Dès les premiers jours, la température étant favorable à l’écoulement de la sève, nos défricheurs purent en recueillir assez pour faire une bonne brâssée de sucre. Ce fut un jour de réjouissance. La chaudière lavée fut suspendue à la crémaillère, sur un grand feu alimenté par des éclats de cèdre, puis remplie aux trois quarts de l’eau d’érable destinée à être transformée en sucre. Il ne s’agissait que d’entretenir le feu jusqu’à parfaite ébullition du liquide, d’ajouter de temps en temps à la sève déjà bouillonnante quelques gallons de sève nouvelle, de veiller enfin, avec une attention continue, aux progrès de l’opération : tâche facile et douce pour nos rudes travailleurs.

Ce fut d’abord Pierre Gagnon qui se chargea de ces soins, ayant à initier son jeune maître à tous les détails de l’intéressante industrie.

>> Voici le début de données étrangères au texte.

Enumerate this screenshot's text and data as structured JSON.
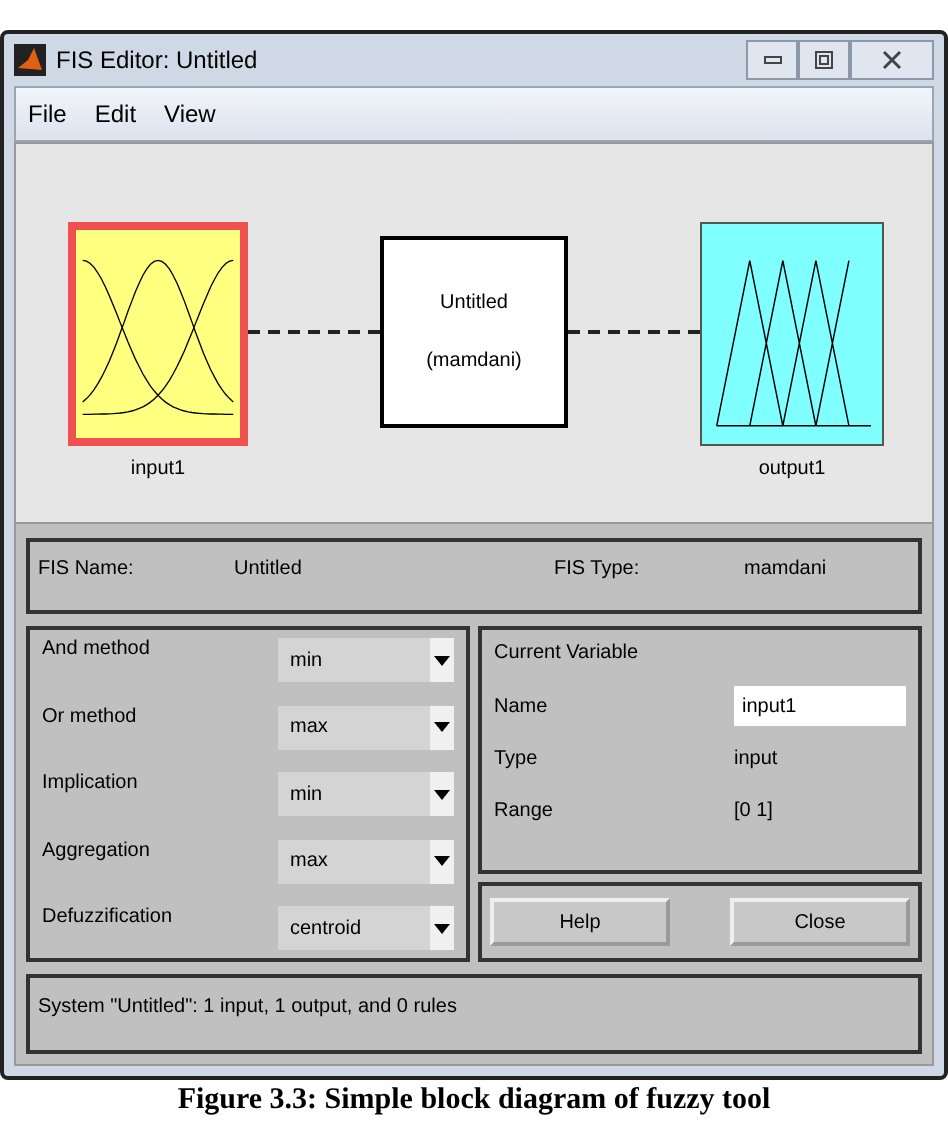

Aucune des phases de l’opération ne passa inaperçue. Au bout de quelques heures, Pierre Gagnon allant plonger dans la chaudière une écuelle de bois, vint avec sa gaieté ordinaire la présenter à Jean Rivard, l’invitant à se faire une trempette, en y émiettant du pain, invitation que ce dernier se garda bien de refuser.

Pendant que nos deux sucriers savouraient ainsi leur trempette, la chaudière continuait à bouillir, et l’eau s’épaississait à vue d’œil. Bientôt Pierre Gagnon, y plongeant de nouveau sa micouenne, l’en retira remplie d’un sirop doré presqu’aussi épais que le miel.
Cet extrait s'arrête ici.